Last puppet commit: (641fe4e349) Jbond - debdeploy: add libGraphicsMagick-Q16 as a lib for graphicsmagick
Last login: Mon Mar  9 20:03:25 2020
root@bastion-codfw1dev-02:~# apt-get update
Hit:1 http://deb.debian.org/debian buster InRelease
Hit:2 http://deb.debian.org/debian buster-updates InRelease                                               
Get:3 http://apt.wikimedia.org/wikimedia buster-wikimedia InRelease [34.4 kB]                             

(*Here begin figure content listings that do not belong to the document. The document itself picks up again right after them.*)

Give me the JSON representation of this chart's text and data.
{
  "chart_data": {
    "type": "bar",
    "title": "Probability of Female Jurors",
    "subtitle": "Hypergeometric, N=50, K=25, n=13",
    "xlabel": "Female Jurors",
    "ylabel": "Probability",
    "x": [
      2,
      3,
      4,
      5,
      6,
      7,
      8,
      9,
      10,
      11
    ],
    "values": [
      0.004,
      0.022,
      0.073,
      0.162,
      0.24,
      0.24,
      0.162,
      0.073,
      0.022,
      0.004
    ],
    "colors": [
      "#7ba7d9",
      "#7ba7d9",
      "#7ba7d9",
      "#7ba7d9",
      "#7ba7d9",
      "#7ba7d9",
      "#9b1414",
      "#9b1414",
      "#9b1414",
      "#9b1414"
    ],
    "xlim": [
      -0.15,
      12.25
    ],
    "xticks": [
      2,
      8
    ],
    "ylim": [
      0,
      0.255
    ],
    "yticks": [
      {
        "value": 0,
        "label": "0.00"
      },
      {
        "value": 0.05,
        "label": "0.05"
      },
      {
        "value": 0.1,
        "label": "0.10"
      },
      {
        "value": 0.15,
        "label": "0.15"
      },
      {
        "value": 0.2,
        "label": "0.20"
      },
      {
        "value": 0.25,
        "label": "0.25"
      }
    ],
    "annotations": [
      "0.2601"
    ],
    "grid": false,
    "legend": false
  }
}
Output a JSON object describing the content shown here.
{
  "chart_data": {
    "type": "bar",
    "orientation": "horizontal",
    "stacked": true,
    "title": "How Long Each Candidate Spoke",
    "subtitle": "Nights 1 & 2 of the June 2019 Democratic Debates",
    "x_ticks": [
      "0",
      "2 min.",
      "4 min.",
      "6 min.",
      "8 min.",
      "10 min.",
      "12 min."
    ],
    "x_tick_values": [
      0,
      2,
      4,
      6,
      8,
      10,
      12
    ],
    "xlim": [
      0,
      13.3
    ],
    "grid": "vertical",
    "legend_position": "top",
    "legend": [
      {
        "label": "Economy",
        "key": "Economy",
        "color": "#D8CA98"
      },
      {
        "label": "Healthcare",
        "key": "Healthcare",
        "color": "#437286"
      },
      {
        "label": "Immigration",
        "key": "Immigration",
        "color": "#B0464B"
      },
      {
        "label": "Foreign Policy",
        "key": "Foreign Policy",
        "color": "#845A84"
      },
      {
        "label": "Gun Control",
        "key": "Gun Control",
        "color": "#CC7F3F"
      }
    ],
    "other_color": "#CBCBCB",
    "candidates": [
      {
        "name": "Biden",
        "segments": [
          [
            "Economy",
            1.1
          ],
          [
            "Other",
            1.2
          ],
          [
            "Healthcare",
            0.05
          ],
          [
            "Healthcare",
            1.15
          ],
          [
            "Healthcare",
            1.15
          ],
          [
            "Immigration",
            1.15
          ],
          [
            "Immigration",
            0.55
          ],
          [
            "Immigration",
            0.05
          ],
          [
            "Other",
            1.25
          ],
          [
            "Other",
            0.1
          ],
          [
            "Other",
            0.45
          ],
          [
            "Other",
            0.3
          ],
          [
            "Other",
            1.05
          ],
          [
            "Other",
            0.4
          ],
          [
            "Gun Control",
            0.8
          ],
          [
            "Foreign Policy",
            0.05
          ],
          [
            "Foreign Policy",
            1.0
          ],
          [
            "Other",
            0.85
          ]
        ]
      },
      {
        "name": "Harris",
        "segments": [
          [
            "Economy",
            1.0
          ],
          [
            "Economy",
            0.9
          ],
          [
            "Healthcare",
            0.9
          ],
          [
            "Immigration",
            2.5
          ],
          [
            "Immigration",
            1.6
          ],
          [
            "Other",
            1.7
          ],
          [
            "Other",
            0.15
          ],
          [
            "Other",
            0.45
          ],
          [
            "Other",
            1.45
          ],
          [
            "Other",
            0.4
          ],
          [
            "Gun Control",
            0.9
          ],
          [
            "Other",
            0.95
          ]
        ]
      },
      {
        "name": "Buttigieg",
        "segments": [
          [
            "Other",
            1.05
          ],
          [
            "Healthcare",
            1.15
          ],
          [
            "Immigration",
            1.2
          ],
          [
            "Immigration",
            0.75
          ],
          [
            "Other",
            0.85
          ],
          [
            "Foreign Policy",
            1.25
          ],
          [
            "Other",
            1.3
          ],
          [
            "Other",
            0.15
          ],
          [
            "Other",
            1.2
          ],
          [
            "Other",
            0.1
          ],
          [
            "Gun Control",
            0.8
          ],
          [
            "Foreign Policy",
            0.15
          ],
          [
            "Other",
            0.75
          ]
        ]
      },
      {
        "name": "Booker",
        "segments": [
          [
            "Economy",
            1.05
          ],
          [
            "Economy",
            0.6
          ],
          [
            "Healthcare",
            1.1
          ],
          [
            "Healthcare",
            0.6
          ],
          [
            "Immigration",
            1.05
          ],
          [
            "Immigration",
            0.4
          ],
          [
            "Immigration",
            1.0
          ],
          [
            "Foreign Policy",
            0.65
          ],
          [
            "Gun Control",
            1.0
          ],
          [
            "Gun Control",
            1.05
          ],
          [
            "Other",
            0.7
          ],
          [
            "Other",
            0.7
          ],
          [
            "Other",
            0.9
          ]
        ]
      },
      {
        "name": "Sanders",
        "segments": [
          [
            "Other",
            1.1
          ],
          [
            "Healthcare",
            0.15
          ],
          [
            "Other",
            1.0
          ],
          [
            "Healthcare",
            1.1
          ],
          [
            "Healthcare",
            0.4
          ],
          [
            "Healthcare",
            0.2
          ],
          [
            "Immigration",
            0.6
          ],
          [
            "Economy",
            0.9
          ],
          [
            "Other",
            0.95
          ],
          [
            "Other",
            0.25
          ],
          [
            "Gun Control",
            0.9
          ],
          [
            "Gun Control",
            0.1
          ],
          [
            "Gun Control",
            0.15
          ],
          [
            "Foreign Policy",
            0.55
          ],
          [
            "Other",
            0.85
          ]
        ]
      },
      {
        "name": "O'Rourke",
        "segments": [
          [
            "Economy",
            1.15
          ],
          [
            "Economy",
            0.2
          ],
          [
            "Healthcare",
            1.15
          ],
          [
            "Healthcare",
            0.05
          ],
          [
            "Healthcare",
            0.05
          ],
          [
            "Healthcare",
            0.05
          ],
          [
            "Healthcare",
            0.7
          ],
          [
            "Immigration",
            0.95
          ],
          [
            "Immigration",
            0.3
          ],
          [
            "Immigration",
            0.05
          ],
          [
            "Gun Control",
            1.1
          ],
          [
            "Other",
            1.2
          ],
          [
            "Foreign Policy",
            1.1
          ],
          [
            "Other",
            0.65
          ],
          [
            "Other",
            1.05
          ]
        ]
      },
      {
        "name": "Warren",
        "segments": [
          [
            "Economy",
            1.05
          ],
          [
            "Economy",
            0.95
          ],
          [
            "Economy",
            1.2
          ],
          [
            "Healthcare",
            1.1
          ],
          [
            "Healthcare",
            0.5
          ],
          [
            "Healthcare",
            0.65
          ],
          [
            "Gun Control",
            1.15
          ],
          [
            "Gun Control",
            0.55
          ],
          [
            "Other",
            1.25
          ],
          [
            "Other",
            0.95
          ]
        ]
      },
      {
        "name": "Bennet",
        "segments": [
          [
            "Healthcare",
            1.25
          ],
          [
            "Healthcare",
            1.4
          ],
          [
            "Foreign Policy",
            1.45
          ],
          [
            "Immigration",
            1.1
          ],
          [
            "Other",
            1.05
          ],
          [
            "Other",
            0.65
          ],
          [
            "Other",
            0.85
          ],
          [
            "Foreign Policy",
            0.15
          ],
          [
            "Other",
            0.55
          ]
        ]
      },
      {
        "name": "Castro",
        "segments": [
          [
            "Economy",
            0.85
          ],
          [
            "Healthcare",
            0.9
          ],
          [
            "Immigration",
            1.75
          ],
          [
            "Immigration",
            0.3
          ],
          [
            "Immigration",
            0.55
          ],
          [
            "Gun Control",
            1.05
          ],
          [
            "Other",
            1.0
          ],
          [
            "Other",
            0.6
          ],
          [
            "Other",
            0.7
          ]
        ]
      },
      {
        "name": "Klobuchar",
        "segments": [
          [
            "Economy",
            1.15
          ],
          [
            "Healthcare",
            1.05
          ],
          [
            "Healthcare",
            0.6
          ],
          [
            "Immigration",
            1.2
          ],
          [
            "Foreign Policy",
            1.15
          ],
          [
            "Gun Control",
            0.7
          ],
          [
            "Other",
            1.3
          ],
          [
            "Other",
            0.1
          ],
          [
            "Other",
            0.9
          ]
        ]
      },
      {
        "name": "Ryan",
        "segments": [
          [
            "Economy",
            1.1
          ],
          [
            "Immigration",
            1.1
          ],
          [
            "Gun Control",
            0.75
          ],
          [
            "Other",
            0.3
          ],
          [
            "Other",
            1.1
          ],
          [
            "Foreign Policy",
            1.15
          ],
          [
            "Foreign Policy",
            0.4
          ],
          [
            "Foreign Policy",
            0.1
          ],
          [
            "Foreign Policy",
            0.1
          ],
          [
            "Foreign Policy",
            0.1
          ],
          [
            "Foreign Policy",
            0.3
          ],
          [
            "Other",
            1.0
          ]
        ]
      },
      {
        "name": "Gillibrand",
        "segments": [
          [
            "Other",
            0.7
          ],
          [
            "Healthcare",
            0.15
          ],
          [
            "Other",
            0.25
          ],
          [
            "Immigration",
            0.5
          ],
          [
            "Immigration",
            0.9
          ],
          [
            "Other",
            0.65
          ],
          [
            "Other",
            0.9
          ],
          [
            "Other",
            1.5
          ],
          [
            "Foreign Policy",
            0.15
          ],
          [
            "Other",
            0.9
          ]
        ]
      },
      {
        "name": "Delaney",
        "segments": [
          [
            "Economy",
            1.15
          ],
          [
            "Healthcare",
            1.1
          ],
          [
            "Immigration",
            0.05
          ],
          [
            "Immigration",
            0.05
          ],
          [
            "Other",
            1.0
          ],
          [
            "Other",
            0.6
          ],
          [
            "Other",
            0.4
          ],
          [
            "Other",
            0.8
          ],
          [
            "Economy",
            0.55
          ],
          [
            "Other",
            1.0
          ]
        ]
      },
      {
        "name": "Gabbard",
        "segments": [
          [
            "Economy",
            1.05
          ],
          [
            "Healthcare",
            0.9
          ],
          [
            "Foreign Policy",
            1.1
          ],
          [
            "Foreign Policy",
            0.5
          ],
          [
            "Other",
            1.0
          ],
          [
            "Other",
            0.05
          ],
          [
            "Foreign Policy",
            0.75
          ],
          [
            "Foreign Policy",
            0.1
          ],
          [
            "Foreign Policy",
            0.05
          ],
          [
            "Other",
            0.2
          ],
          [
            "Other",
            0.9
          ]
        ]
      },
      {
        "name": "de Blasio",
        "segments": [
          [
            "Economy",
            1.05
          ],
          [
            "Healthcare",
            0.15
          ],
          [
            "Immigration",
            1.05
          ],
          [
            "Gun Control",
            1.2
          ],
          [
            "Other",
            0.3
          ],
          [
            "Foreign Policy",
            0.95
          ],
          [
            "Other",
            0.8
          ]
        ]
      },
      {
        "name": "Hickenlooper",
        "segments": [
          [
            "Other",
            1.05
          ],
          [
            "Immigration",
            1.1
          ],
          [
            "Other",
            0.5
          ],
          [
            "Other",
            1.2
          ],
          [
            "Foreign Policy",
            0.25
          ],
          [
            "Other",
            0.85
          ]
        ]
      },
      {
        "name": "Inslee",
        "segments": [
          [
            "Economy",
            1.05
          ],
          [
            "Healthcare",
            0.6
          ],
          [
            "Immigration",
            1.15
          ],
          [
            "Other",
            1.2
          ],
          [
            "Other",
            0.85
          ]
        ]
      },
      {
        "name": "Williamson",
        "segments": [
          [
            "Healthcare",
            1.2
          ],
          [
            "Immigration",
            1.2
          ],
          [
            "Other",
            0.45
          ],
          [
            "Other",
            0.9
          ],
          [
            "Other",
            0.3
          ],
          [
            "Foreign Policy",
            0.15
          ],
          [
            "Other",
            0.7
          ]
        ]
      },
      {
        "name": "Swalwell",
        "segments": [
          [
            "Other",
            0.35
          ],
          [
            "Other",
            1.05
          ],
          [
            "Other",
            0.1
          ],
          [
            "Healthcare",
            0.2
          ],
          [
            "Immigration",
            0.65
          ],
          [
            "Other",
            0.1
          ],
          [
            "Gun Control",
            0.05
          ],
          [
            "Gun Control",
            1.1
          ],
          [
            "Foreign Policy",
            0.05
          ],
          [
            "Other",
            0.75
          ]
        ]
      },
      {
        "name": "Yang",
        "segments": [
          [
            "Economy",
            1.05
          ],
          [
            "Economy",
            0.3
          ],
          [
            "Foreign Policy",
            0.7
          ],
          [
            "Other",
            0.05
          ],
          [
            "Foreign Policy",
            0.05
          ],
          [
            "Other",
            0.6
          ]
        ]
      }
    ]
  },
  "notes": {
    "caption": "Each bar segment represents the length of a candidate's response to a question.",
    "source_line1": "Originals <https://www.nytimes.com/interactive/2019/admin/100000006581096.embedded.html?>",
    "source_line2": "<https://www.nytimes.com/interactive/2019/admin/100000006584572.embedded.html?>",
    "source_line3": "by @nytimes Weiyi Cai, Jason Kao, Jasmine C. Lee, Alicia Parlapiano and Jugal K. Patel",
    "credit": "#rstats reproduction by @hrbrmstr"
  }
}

Hit:4 http://mirrors.wikimedia.org/debian buster-backports InRelease                                      
Hit:5 http://security.debian.org buster/updates InRelease                       
Get:6 http://apt.wikimedia.org/wikimedia buster-wikimedia/main Sources [24.8 kB]
Get:7 http://apt.wikimedia.org/wikimedia buster-wikimedia/main amd64 Packages [36.7 kB]
Fetched 95.9 kB in 1s (161 kB/s)
Reading package lists... Done

Thanks Arturo. Confirmed I can get in, the bastion has internet access, and I can SSH through to internal instances and connect out from those too.